Rabbit census points to progress
Pattern Irrigator - November 15, 2012
It’s hard enough trying to track down an endangered species, but the reclusive nature of the riparian brush rabbit can make things particularly challenging for researchers.
Still, a team from the Endangered Species Recovery Program at California State University, Stanislaus, has been diligent tracking the small cottontail that is native to forested areas along the San Joaquin River and Stanislaus River.
Biologists found seven rabbits in the spring and nine rabbits during a fall 2011 survey, Edgarian said.
The rabbit population was nearly wiped out by flooding in 2006, shortly after the animals were reintroduced to the wildlife refuge, he said. However, they fared much better when flooding occurred in the refuge in 2011, in large part due to restoration of native plants and the addition of brush-covered mounds of soil that helps serve as a refuge, Edgarian said.
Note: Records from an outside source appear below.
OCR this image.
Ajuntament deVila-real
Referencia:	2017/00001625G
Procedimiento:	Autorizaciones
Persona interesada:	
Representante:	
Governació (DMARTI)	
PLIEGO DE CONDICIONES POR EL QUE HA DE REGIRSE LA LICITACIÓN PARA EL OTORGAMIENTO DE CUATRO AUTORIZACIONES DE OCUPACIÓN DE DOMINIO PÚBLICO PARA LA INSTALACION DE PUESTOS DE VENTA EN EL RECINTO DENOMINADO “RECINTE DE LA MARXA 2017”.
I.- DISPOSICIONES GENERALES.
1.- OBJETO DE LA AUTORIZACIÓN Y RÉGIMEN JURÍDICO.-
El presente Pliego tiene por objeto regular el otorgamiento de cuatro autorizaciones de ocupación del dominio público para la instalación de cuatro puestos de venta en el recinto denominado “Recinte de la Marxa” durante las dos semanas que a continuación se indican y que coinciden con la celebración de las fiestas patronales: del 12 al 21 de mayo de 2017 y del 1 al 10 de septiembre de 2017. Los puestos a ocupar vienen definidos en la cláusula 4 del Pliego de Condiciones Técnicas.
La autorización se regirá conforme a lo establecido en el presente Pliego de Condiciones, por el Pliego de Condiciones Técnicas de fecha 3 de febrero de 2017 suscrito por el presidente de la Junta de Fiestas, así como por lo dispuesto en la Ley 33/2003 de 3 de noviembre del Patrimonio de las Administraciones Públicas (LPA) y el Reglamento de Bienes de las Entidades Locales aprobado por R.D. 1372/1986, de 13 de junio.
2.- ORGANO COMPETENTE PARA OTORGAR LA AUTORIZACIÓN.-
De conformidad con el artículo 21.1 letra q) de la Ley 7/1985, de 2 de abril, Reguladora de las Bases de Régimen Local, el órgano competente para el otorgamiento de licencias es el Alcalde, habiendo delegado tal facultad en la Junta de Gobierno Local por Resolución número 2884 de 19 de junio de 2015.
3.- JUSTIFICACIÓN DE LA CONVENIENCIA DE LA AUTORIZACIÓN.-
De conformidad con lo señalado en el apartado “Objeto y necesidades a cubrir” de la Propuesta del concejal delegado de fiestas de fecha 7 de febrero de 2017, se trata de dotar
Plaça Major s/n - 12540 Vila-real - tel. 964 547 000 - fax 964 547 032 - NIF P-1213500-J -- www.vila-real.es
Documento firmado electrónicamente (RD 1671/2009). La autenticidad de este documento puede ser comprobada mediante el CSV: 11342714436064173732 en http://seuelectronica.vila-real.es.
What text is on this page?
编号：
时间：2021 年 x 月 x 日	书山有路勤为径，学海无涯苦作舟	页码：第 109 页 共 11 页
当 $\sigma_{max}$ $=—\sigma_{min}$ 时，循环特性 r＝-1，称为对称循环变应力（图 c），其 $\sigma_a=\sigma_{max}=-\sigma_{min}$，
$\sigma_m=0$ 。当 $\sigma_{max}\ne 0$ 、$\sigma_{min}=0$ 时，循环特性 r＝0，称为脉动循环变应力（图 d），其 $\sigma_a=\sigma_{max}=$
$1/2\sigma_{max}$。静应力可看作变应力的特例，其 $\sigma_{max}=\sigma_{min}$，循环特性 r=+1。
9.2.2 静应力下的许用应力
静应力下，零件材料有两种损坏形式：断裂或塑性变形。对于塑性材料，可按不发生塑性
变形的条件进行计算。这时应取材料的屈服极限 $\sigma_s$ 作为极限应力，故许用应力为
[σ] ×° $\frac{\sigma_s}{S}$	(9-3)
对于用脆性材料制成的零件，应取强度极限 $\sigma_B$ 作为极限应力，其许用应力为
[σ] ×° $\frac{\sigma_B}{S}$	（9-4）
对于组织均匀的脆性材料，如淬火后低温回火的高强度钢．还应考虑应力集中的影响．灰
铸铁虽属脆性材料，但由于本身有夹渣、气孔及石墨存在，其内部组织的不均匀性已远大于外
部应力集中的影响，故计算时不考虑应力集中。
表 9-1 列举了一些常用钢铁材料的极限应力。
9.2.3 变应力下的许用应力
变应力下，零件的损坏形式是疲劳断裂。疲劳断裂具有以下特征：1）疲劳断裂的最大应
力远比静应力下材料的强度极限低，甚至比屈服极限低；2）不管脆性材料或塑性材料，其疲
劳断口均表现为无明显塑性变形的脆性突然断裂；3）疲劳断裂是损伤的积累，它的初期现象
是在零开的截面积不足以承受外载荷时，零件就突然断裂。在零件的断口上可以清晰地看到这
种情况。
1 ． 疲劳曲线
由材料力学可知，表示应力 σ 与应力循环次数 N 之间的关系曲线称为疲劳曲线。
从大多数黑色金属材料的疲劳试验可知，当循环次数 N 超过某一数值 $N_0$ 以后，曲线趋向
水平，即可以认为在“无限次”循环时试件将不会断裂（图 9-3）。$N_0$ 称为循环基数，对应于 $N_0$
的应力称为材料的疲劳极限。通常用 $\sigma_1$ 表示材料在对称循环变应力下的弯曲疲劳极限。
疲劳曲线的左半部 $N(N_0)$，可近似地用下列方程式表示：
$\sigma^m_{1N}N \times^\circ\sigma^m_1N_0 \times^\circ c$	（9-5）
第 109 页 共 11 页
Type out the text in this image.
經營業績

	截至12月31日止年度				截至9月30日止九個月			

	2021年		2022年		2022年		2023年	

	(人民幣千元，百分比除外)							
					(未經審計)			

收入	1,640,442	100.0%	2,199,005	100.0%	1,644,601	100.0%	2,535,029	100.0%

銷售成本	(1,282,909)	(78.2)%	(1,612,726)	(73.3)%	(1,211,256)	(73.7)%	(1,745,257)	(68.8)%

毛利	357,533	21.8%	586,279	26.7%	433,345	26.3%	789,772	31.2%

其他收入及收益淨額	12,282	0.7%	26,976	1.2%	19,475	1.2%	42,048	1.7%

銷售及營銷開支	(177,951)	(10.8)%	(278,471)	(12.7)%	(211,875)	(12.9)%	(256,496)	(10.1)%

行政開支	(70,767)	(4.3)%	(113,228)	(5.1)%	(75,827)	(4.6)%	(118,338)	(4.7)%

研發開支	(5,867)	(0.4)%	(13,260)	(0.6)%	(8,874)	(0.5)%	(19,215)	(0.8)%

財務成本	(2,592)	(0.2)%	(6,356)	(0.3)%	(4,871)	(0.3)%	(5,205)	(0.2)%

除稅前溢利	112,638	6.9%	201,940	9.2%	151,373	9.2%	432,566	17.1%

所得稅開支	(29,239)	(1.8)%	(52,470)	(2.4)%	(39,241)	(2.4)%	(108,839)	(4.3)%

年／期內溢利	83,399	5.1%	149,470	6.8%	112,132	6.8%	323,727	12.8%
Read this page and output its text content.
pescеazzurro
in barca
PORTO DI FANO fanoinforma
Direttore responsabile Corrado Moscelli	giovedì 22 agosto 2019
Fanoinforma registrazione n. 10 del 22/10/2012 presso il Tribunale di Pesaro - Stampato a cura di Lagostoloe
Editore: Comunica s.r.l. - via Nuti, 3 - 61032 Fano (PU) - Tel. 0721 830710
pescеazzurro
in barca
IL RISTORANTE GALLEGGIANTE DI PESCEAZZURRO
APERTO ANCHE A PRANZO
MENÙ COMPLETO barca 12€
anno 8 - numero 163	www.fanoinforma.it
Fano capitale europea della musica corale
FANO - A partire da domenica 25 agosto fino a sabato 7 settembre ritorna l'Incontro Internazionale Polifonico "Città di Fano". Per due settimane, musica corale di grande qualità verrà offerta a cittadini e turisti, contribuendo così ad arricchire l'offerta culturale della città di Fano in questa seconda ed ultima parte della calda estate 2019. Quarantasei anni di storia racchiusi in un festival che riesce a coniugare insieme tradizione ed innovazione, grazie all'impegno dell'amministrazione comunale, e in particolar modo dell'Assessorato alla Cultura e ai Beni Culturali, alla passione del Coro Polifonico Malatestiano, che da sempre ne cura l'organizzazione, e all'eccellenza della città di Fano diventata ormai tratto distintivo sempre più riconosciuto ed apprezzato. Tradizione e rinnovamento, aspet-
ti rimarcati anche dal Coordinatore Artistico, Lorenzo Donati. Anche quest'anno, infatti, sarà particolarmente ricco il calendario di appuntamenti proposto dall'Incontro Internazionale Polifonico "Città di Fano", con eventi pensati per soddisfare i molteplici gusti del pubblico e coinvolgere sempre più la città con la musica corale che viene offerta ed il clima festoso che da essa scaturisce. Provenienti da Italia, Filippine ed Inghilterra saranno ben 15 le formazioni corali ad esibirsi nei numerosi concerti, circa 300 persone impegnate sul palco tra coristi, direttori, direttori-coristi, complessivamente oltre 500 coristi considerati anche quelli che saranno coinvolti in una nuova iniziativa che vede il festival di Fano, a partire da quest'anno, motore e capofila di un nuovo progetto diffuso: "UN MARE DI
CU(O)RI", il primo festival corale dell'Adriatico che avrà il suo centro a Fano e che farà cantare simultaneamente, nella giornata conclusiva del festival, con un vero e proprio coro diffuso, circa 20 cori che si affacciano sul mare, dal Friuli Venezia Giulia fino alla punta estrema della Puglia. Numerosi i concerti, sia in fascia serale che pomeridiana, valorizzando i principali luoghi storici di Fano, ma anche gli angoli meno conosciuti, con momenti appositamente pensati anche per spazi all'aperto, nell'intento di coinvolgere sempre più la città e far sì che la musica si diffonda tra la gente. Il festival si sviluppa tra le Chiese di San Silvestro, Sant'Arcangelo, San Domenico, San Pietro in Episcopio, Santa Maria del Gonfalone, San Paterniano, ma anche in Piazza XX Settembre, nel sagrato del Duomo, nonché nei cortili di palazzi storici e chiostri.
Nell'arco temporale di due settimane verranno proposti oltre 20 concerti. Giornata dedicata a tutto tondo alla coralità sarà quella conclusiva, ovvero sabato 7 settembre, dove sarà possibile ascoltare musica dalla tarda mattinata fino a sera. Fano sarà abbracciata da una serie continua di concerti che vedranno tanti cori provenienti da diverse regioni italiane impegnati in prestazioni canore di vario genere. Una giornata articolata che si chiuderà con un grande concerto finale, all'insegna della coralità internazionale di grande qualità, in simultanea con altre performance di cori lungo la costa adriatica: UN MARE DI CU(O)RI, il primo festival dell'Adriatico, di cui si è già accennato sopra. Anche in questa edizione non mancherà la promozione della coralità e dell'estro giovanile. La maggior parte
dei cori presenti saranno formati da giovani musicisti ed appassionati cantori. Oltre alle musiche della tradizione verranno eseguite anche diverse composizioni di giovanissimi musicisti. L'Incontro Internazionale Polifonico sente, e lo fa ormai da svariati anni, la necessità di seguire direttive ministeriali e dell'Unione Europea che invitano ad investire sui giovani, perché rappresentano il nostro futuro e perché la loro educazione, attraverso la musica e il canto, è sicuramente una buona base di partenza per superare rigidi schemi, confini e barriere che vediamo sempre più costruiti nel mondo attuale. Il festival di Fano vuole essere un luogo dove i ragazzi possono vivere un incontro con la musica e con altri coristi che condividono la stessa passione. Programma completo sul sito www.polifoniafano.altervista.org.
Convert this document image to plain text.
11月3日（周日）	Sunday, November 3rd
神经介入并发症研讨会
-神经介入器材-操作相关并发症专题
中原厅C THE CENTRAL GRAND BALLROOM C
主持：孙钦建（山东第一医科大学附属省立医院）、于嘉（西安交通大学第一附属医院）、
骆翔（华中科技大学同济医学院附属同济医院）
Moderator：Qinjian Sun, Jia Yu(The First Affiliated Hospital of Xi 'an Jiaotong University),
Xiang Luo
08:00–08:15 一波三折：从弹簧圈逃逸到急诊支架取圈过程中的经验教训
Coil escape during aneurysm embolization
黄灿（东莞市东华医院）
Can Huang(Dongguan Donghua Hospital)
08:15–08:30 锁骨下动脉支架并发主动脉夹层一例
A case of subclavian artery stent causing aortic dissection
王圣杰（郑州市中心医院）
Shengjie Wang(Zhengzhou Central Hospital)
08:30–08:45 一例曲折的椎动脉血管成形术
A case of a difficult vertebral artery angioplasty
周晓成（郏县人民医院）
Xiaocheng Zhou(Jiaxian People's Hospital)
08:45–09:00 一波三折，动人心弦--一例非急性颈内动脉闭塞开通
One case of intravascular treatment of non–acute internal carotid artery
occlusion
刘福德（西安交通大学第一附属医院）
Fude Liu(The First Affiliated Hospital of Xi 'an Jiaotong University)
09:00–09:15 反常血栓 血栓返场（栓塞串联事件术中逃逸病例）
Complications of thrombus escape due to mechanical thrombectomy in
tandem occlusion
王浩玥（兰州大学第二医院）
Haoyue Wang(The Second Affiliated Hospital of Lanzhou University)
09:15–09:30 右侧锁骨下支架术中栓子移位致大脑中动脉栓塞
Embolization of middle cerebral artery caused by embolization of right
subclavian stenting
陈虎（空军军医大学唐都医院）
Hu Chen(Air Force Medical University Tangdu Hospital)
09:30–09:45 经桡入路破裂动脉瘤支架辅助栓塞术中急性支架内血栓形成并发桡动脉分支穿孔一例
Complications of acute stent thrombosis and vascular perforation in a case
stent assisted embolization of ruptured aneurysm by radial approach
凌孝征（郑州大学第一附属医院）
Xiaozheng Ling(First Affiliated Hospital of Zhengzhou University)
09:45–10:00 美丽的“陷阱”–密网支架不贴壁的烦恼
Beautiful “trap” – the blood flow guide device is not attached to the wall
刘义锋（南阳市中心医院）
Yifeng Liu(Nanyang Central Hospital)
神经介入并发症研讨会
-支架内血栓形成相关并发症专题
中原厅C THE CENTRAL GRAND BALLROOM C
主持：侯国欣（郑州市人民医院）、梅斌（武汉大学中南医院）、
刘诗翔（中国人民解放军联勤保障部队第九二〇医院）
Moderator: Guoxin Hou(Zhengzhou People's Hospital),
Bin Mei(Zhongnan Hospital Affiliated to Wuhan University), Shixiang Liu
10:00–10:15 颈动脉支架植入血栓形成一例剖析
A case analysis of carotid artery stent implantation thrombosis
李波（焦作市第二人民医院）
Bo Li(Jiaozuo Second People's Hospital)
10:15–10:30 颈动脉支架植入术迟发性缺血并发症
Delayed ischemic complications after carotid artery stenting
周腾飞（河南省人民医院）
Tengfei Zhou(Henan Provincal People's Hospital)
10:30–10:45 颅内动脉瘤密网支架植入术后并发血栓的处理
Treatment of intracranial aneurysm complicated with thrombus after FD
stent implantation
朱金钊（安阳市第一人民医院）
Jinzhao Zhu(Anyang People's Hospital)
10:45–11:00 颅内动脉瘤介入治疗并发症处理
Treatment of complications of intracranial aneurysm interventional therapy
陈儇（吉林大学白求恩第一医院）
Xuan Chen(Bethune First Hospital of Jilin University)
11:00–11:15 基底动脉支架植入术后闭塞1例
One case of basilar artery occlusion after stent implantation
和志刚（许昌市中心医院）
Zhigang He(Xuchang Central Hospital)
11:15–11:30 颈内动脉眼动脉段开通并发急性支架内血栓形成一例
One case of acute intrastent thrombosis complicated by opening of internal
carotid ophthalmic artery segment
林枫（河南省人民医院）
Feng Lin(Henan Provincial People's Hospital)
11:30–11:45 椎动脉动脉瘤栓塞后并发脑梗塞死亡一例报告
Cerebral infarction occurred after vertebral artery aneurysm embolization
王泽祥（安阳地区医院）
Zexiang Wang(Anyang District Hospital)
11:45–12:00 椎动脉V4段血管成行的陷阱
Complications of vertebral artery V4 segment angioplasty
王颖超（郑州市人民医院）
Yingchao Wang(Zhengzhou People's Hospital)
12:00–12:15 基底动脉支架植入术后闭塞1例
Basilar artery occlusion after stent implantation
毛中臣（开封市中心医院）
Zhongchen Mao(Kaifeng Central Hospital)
Compared with the larger desert cottontails that also occupy the refuge, brush rabbits are more hesitant to leave brush-covered areas for fear of predators. Edgarian added that they can be swept away by floodwaters or picked off by predators.
Since the 2006 floods, Chico-based nonprofit River Partners has created habitat to help the rabbit and other native species. The group’s contributions include vegetation-rich “bunny mounds” of earth topped with native plants.
Such efforts appear to be succeeding, Edgarian said. Based on the size of one rabbit he found Nov. 8, the biologist determined it was more than 1 year old — and therefore must have survived the 2011 floods.
“This showed that all the work that we’re doing with the mounds and the vegetation has worked,” Edgarian said.